I will be the only one to review this book as comical.
Howard Baskerville went to Iran to convert its Muslims into Christians, but ended up staying to die alongside its revolutionaries as it battled for freedom from its oppressive monarchy.
The book focuses on Persian politics in the early 20th century, decades before it would be formed into Iran, and on the missionaries who often gave their life in the pursuit of disillusioning them of Islam in favor of accepting Christ as their savior.
It reads as action-packed geopolitical history, and while it briefly touches on Persian Religion before being converted to Islam, for most of its existence, Persia's dominant faith was Zoroastrianism.
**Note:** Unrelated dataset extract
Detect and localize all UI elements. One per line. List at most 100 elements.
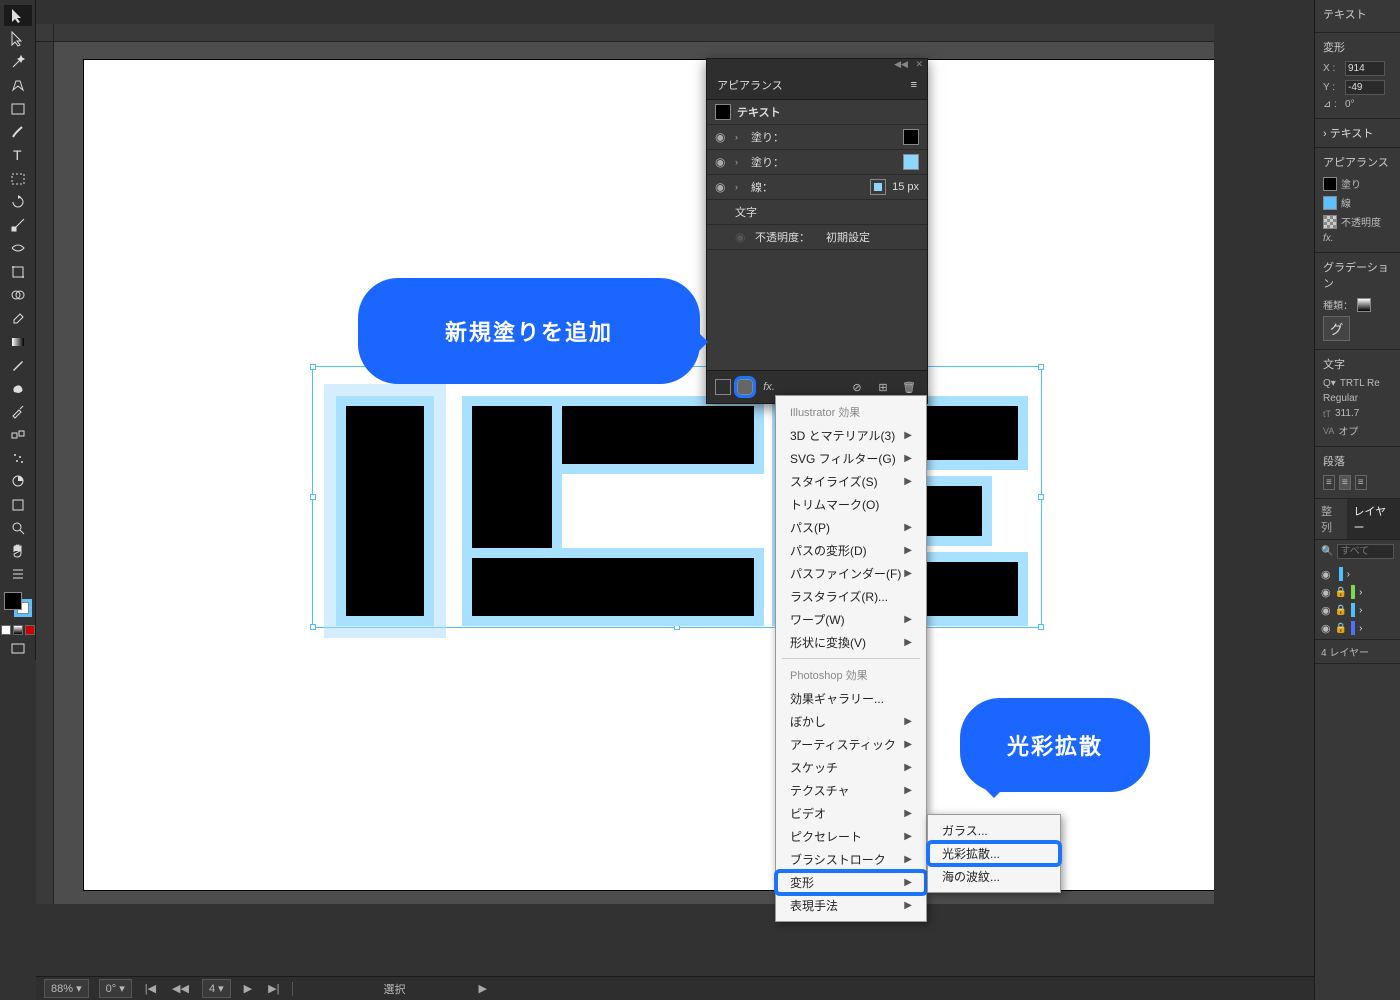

All ancient cultures enrapt in dogma struggled with the coexistence of good and evil, hypothesizing a demonic, divine force that was responsible for evil, because a "good" god could not possibly be responsible for bad things.
Zoroastrianism entered the fray in the 11th century BCE and was the world's 2nd attempt at monotheism (after Egypt's failed 14th century BCE Atenism), before it was later reformed as the world's 1st dualistic religion (the origin of an evil deity opposing the creator deity).
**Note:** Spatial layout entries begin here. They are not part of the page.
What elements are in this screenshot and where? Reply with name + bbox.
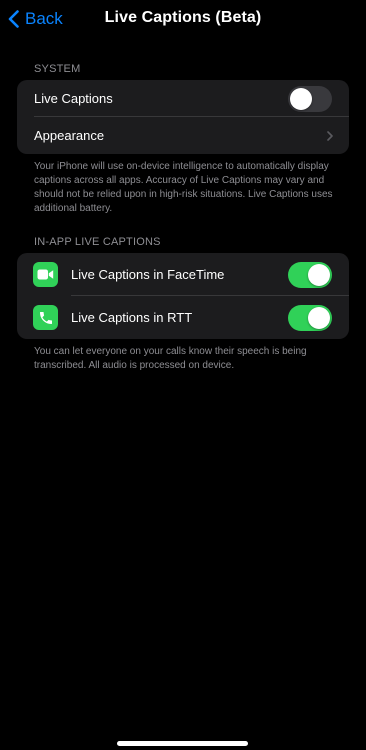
section-header-system: SYSTEM [34, 63, 81, 75]
live-captions-toggle[interactable] [288, 85, 332, 112]
facetime-app-icon [33, 262, 58, 287]
system-settings-group: Live Captions Appearance [17, 80, 349, 154]
system-section-footer: Your iPhone will use on-device intellige… [34, 161, 333, 214]
appearance-row[interactable]: Appearance [17, 117, 349, 154]
toggle-knob [308, 263, 330, 286]
phone-icon [39, 311, 52, 324]
toggle-knob [308, 306, 330, 329]
facetime-captions-row[interactable]: Live Captions in FaceTime [17, 253, 349, 296]
live-captions-row[interactable]: Live Captions [17, 80, 349, 117]
facetime-icon [37, 269, 54, 280]
in-app-section-footer: You can let everyone on your calls know … [34, 346, 307, 371]
section-header-in-app: IN-APP LIVE CAPTIONS [34, 236, 161, 248]
phone-app-icon [33, 305, 58, 330]
in-app-captions-group: Live Captions in FaceTime Live Captions … [17, 253, 349, 339]
rtt-captions-row[interactable]: Live Captions in RTT [17, 296, 349, 339]
live-captions-label: Live Captions [34, 91, 113, 106]
rtt-captions-label: Live Captions in RTT [71, 310, 193, 325]
facetime-captions-toggle[interactable] [288, 261, 332, 288]
page-title: Live Captions (Beta) [104, 9, 262, 26]
chevron-right-icon [327, 131, 333, 141]
navigation-bar: Back Live Captions (Beta) [0, 0, 366, 40]
rtt-captions-toggle[interactable] [288, 304, 332, 331]
toggle-knob [290, 87, 312, 110]
appearance-label: Appearance [34, 128, 105, 143]
home-indicator[interactable] [117, 741, 248, 746]
facetime-captions-label: Live Captions in FaceTime [71, 267, 225, 282]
Its founder, Zarathustra, had overturned the faith by suggesting one’s ethical actions on earth - as judged by his god alone - would carry consequences in the next life in the form of eternal reward or punishment. If it sounds familiar that's because it is.
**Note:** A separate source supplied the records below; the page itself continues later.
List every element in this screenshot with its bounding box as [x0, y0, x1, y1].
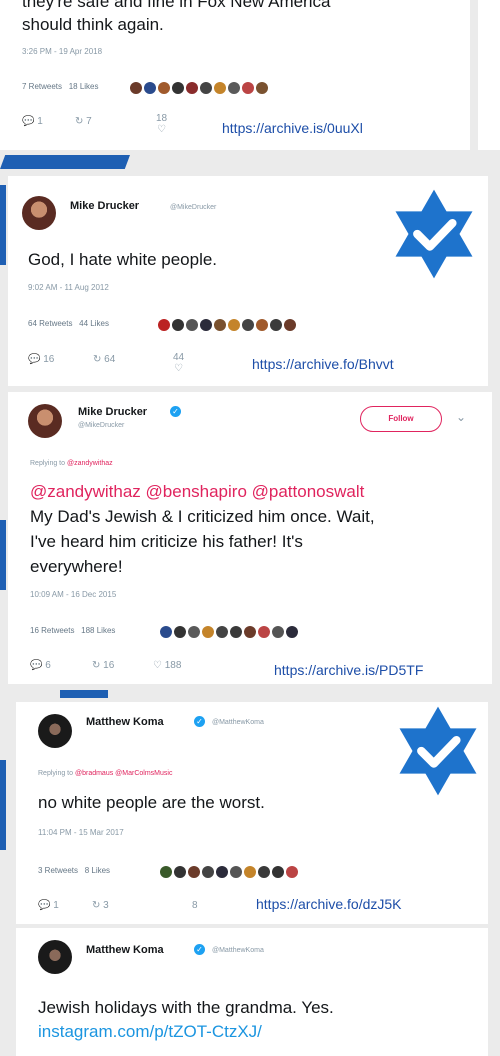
retweet-action[interactable]: ↻ 64	[93, 354, 115, 365]
replying-to: Replying to @zandywithaz	[30, 460, 113, 467]
side-card-top	[478, 0, 500, 150]
heart-icon: ♡	[157, 124, 167, 135]
tweet-stats: 16 Retweets 188 Likes	[30, 626, 115, 635]
replying-to: Replying to @bradmaus @MarColmsMusic	[38, 770, 172, 777]
tweet-text: Jewish holidays with the grandma. Yes.	[38, 998, 334, 1017]
like-action[interactable]: ♡ 188	[153, 660, 181, 671]
reply-count: 16	[43, 354, 55, 365]
replying-to-prefix: Replying to	[30, 460, 66, 467]
avatar[interactable]	[38, 940, 72, 974]
retweet-action-count: 3	[103, 900, 109, 911]
author-name[interactable]: Matthew Koma	[86, 944, 164, 956]
like-action-count: 188	[164, 660, 182, 671]
archive-link[interactable]: https://archive.is/0uuXl	[222, 120, 363, 136]
archive-link[interactable]: https://archive.fo/dzJ5K	[256, 896, 402, 912]
retweet-action-count: 64	[104, 354, 116, 365]
tweet-timestamp: 3:26 PM - 19 Apr 2018	[22, 47, 103, 56]
author-handle[interactable]: @MatthewKoma	[212, 719, 264, 726]
tweet-link[interactable]: instagram.com/p/tZOT-CtzXJ/	[38, 1020, 262, 1043]
replying-to-handle[interactable]: @bradmaus @MarColmsMusic	[75, 770, 172, 777]
tweet-text-line-2: I've heard him criticize his father! It'…	[30, 532, 303, 551]
replying-to-prefix: Replying to	[38, 770, 74, 777]
retweet-action[interactable]: ↻ 16	[92, 660, 114, 671]
reply-count: 1	[53, 900, 59, 911]
like-action[interactable]: 18 ♡	[156, 113, 167, 135]
star-of-david-check-icon	[395, 189, 473, 279]
blue-stripe-left	[0, 155, 130, 169]
retweet-action-count: 7	[86, 116, 92, 127]
tweet-text-line-2: should think again.	[22, 15, 164, 34]
like-count[interactable]: 8 Likes	[85, 866, 110, 875]
blue-stripe-edge-1	[0, 185, 6, 265]
retweet-action[interactable]: ↻ 3	[92, 900, 109, 911]
liker-avatars	[160, 863, 300, 881]
tweet-text-line-1: they're safe and fine in Fox New America	[22, 0, 331, 11]
tweet-text-line-3: everywhere!	[30, 557, 123, 576]
tweet-timestamp: 9:02 AM - 11 Aug 2012	[28, 283, 109, 292]
tweet-stats: 3 Retweets 8 Likes	[38, 866, 110, 875]
follow-button[interactable]: Follow	[360, 406, 442, 432]
tweet-timestamp: 10:09 AM - 16 Dec 2015	[30, 590, 117, 599]
liker-avatars	[160, 623, 300, 641]
like-count[interactable]: 18 Likes	[69, 82, 99, 91]
like-action-count: 18	[156, 113, 168, 124]
verified-badge-icon: ✓	[194, 944, 205, 955]
like-action[interactable]: 8	[192, 900, 198, 911]
tweet-card-0: they're safe and fine in Fox New America…	[0, 0, 470, 150]
liker-avatars	[158, 316, 298, 334]
blue-stripe-edge-3	[0, 760, 6, 850]
reply-action[interactable]: 💬 6	[30, 660, 51, 671]
tweet-card-4: Matthew Koma ✓ @MatthewKoma Jewish holid…	[16, 928, 488, 1056]
author-handle[interactable]: @MikeDrucker	[78, 422, 124, 429]
author-handle[interactable]: @MikeDrucker	[170, 204, 216, 211]
reply-action[interactable]: 💬 1	[22, 116, 43, 127]
retweet-count[interactable]: 16 Retweets	[30, 626, 74, 635]
reply-count: 6	[45, 660, 51, 671]
retweet-action-count: 16	[103, 660, 115, 671]
verified-badge-icon: ✓	[170, 406, 181, 417]
retweet-count[interactable]: 64 Retweets	[28, 319, 72, 328]
author-handle[interactable]: @MatthewKoma	[212, 947, 264, 954]
chevron-down-icon[interactable]: ⌄	[456, 410, 466, 424]
verified-badge-icon: ✓	[194, 716, 205, 727]
author-name[interactable]: Mike Drucker	[78, 406, 147, 418]
tweet-text-line-1: My Dad's Jewish & I criticized him once.…	[30, 507, 375, 526]
liker-avatars	[130, 79, 270, 97]
heart-icon: ♡	[174, 363, 184, 374]
avatar[interactable]	[38, 714, 72, 748]
retweet-action[interactable]: ↻ 7	[75, 116, 92, 127]
archive-link[interactable]: https://archive.fo/Bhvvt	[252, 356, 394, 372]
reply-action[interactable]: 💬 1	[38, 900, 59, 911]
tweet-text: God, I hate white people.	[28, 250, 218, 269]
tweet-stats: 7 Retweets 18 Likes	[22, 82, 99, 91]
star-of-david-check-icon	[399, 706, 477, 796]
tweet-stats: 64 Retweets 44 Likes	[28, 319, 109, 328]
avatar[interactable]	[28, 404, 62, 438]
like-action-count: 44	[173, 352, 185, 363]
author-name[interactable]: Mike Drucker	[70, 200, 139, 212]
blue-stripe-edge-2	[0, 520, 6, 590]
like-count[interactable]: 44 Likes	[79, 319, 109, 328]
like-action-count: 8	[192, 900, 198, 911]
tweet-mentions[interactable]: @zandywithaz @benshapiro @pattonoswalt	[30, 480, 364, 503]
like-count[interactable]: 188 Likes	[81, 626, 115, 635]
tweet-timestamp: 11:04 PM - 15 Mar 2017	[38, 828, 124, 837]
tweet-text: no white people are the worst.	[38, 793, 265, 812]
reply-count: 1	[37, 116, 43, 127]
retweet-count[interactable]: 7 Retweets	[22, 82, 62, 91]
replying-to-handle[interactable]: @zandywithaz	[67, 460, 113, 467]
avatar[interactable]	[22, 196, 56, 230]
reply-action[interactable]: 💬 16	[28, 354, 54, 365]
blue-stripe-mid	[60, 690, 108, 698]
heart-icon: ♡	[153, 660, 162, 671]
like-action[interactable]: 44 ♡	[173, 352, 184, 374]
author-name[interactable]: Matthew Koma	[86, 716, 164, 728]
tweet-card-2: Mike Drucker ✓ @MikeDrucker Follow ⌄ Rep…	[8, 392, 492, 684]
retweet-count[interactable]: 3 Retweets	[38, 866, 78, 875]
archive-link[interactable]: https://archive.is/PD5TF	[274, 662, 423, 678]
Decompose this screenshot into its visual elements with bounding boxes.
A zealous missionary travels halfway across the world to convert foreign peoples to christianity, peoples who for centuries followed a religion from which christianity was conceived. Irony.
The real Aryans were Persian (present day Iran). So it's funny that as contemporary 'Aryans' were being equated to german and nordic whites, those same whites were waging holy campaigns throughout the region containing the real Aryans, the inhabitants of Iran. A region from which all abrahamic faiths are rooted in. More irony.
While this is a tale of bravery, its focus is on Persia/Iran and Howard Baskerville's abandonment of his post to preserve what he'd helped to build. He may was lost to history for a time, but his legacy wasn’t.